ML ENGINEER - VOICE PIPELINE & DATA ARCHITECTURE

Mappa
Mappa

Software Engineering, IT, Data Science

Latin America

USD 3k-3k / month

Posted on Jun 23, 2026

ML ENGINEER - VOICE PIPELINE & DATA ARCHITECTURE

  • Full-Time
  • Remote
  • 3.000 USD

PROBLEMS WE'RE SOLVING

1. Data pipeline isn't architected for scale or evolution. We have a working voice model, but no systematic approach to gathering better training data, experimenting with new models, or understanding what's limiting our performance. Data collection is ad hoc. Model iterations are slow.

2. Inference cost and speed are bottlenecks. Our current model works, but we don't know if we're paying more than we need to, if it's slower than it could be, or if smaller, faster models could do the same job. No one is optimizing for inference efficiency.

3. Infrastructure is more complex than it needs to be. The pipeline works, but it's not designed with clarity. Too many moving parts, unclear data flow, operational complexity that costs money and attention.

4. No one is thinking structurally about what comes next. Where do we go from here? What data would unlock better predictions? Can we train on specific cohorts? Should we have multiple specialized models instead of one general one? These questions aren't being asked.

WHAT THIS PERSON DOES

Must have

- Have agency on evolution. You decide what the next model should be, what we should measure, where we should experiment. This is your strategy to own.

- AI-forward thinking: You work with AI tools, as part of your problem-solving toolkit. You use them to prototype, debug, explore data, and accelerate iteration. You understand their strengths and limitations. You're not afraid to experiment with AI assistance for model development, data pipeline work, or architectural thinking. You know when to use them and when to reach for traditional approaches.

- Own the data pipeline architecture end to end. Design how we collect, validate, label, and version training data. Build systems that scale as our data grows. Understand what data gaps are limiting model performance and how to fill them.

- Build and maintain production models. This is your work, not someone else's infrastructure. Train new models, evaluate them against production, decide when to ship. Understand why a model works and what breaks it.

- Think architecturally about the whole system. How does data gathering inform training? How does training inform serving? How does serving cost drive data strategy? You're not optimizing one piece; you're optimizing the system.

Could have

- Optimize for inference. Benchmark our current model on speed and cost. Experiment with quantization, distillation, smaller architectures, anything that gets us better performance per dollar. Own the inference pipeline: how data flows from Deepgram → model → output.

- Reduce complexity and cost. Look at the current pipeline, the infrastructure supporting it, the operational overhead. Simplify. Move away from things we don't need. Make the system smaller and faster, not bigger and slower.

HARD SKILLS REQUIRED

Must have

- ML fundamentals and production experience. You've trained models, evaluated them, shipped them. You understand PyTorch or TensorFlow deeply. You know the difference between a model that works in notebooks and one that works in production.

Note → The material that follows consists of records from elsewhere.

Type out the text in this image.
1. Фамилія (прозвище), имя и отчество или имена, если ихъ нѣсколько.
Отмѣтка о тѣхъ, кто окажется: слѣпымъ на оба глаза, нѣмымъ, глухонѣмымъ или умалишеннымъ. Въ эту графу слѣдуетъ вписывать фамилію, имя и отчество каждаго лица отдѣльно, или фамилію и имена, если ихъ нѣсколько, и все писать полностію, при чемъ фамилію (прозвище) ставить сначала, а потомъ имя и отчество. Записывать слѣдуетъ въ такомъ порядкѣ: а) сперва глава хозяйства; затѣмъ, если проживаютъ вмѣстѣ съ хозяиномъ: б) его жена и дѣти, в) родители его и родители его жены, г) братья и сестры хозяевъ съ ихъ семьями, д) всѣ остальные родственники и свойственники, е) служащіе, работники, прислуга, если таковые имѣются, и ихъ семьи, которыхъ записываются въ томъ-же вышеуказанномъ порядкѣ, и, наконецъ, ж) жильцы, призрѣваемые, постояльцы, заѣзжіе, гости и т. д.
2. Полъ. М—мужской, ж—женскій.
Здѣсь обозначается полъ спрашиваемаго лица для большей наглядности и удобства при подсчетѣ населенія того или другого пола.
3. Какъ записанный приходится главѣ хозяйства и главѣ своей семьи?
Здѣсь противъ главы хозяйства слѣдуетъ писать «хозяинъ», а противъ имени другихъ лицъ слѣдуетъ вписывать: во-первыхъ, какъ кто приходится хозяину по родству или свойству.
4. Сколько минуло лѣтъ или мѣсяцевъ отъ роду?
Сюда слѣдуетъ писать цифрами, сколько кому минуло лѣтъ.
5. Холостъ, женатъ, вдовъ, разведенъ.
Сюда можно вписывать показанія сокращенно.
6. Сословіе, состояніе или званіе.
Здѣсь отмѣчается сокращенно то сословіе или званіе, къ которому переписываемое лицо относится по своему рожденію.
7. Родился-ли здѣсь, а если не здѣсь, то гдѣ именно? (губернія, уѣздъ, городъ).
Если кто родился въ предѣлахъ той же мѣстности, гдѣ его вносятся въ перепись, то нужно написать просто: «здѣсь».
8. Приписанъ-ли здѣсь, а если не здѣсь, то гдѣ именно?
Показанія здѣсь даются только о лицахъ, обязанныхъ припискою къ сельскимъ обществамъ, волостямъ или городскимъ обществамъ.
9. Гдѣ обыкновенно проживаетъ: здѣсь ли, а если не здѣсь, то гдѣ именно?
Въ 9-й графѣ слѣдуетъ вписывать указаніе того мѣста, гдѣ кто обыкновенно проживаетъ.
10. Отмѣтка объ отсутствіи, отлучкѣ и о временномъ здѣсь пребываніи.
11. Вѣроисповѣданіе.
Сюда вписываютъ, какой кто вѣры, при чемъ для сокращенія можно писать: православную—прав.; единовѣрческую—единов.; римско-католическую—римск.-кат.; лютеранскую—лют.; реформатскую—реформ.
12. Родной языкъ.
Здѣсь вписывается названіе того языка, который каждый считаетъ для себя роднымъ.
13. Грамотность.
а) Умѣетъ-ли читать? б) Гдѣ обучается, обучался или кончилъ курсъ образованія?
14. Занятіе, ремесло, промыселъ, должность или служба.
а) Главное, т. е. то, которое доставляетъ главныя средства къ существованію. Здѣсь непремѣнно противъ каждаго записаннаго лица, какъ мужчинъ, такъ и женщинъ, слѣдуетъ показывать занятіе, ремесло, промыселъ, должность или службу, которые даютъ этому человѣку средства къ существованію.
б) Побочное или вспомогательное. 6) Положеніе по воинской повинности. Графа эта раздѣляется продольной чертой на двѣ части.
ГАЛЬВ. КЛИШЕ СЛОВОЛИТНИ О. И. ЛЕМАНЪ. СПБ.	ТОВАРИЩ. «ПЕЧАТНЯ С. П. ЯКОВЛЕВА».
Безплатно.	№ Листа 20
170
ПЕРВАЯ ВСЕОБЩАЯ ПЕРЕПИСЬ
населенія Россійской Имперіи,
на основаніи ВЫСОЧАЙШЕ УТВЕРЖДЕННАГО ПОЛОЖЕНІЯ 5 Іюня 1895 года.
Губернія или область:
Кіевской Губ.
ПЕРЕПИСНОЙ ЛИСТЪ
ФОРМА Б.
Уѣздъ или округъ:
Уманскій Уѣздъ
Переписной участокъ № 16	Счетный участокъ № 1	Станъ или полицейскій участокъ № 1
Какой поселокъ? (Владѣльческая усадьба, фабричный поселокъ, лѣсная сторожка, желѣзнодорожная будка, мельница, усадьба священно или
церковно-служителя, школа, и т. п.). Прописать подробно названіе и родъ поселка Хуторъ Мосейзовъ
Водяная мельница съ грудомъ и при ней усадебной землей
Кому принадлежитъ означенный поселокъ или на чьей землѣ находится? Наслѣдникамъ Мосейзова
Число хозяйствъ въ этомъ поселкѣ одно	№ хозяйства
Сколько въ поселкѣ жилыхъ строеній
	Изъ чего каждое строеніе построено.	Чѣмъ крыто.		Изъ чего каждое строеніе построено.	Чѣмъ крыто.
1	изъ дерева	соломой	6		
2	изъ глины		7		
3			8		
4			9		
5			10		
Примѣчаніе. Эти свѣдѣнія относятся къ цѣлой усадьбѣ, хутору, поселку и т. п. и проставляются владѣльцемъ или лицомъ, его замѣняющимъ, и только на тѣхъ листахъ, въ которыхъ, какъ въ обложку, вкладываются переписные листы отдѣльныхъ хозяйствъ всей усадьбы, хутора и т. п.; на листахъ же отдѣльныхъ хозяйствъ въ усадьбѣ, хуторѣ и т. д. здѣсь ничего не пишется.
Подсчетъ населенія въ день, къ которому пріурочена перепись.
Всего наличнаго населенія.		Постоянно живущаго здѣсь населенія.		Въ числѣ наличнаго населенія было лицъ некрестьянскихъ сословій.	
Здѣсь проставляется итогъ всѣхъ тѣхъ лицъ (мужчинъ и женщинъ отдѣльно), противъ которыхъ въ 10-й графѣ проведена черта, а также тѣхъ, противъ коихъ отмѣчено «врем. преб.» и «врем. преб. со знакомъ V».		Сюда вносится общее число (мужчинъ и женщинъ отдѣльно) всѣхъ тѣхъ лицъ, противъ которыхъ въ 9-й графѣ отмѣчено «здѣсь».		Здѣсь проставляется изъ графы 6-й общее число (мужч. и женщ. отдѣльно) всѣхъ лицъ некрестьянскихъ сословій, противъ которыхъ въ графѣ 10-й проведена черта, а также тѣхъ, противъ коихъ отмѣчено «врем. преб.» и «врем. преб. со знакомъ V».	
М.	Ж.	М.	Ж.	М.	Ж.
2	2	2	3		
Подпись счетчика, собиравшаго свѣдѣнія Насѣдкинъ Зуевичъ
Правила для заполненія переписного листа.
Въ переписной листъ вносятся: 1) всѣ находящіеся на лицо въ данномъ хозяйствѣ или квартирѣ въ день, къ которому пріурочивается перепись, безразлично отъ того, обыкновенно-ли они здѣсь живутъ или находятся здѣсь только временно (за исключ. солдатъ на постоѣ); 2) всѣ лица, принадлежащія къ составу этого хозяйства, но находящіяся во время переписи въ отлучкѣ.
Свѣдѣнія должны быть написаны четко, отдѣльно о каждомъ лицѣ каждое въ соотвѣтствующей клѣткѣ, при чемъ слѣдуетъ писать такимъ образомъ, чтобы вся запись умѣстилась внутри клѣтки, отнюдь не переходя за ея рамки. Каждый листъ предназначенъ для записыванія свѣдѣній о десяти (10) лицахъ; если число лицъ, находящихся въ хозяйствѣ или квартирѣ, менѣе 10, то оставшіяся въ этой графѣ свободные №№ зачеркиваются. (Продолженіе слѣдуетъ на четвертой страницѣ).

- Audio and voice processing. You understand audio pipelines, speaker diarization, audio feature extraction, speech-to-text APIs. You can debug when Deepgram output is wrong, when audio preprocessing is the bottleneck, when we're losing signal in the pipeline.

- Data engineering and pipeline design. You can design systems to collect, validate, version, and serve training data at scale. You understand data quality, labeling workflows, and how bad data breaks everything.

- Model optimization. You've done inference optimization: quantization, pruning, distillation, architecture search. You know how to make models smaller and faster without losing accuracy.

- Python (primary). This is where the work lives: training scripts, data pipelines, experimentation. You're fluent here.

- SQL and data fundamentals. You read and write SQL. You can query what's in our databases and understand what data we have to work with.

Could have

- Infrastructure and deployment (secondary). You don't need to be a DevOps engineer, but you need to understand how models move from training to production, how they're monitored, what happens when they fail. You know Modal, containerization, async jobs.

SOFT SKILLS / BEHAVIOR EXPECTATIONS

Must have

- Architectural thinking over parching now, fixing later. You see a problem and you think about the system that created it, not just the immediate fix. When inference is slow, you're not just tweaking the current model; you're asking if the architecture is right.

- Bias toward simplicity and clarity. You prefer a pipeline you can trace versus one that's theoretically optimal but nobody understands. You remove steps, not add them.

- Agency in uncertainty. You make decisions when data is incomplete. You run experiments to answer questions, not ask for permission to start. You're comfortable saying "this is the direction we should go" and explaining why.

- Rigor about measurement. You don't ship a model without understanding how it compares to the current one. You benchmark inference speed, cost, accuracy. You know what you optimized for and what you might have lost.

- Curiosity about the real constraints. You ask: What's actually limiting us? Cost, latency, accuracy, data? You dig into the numbers before deciding what to optimize.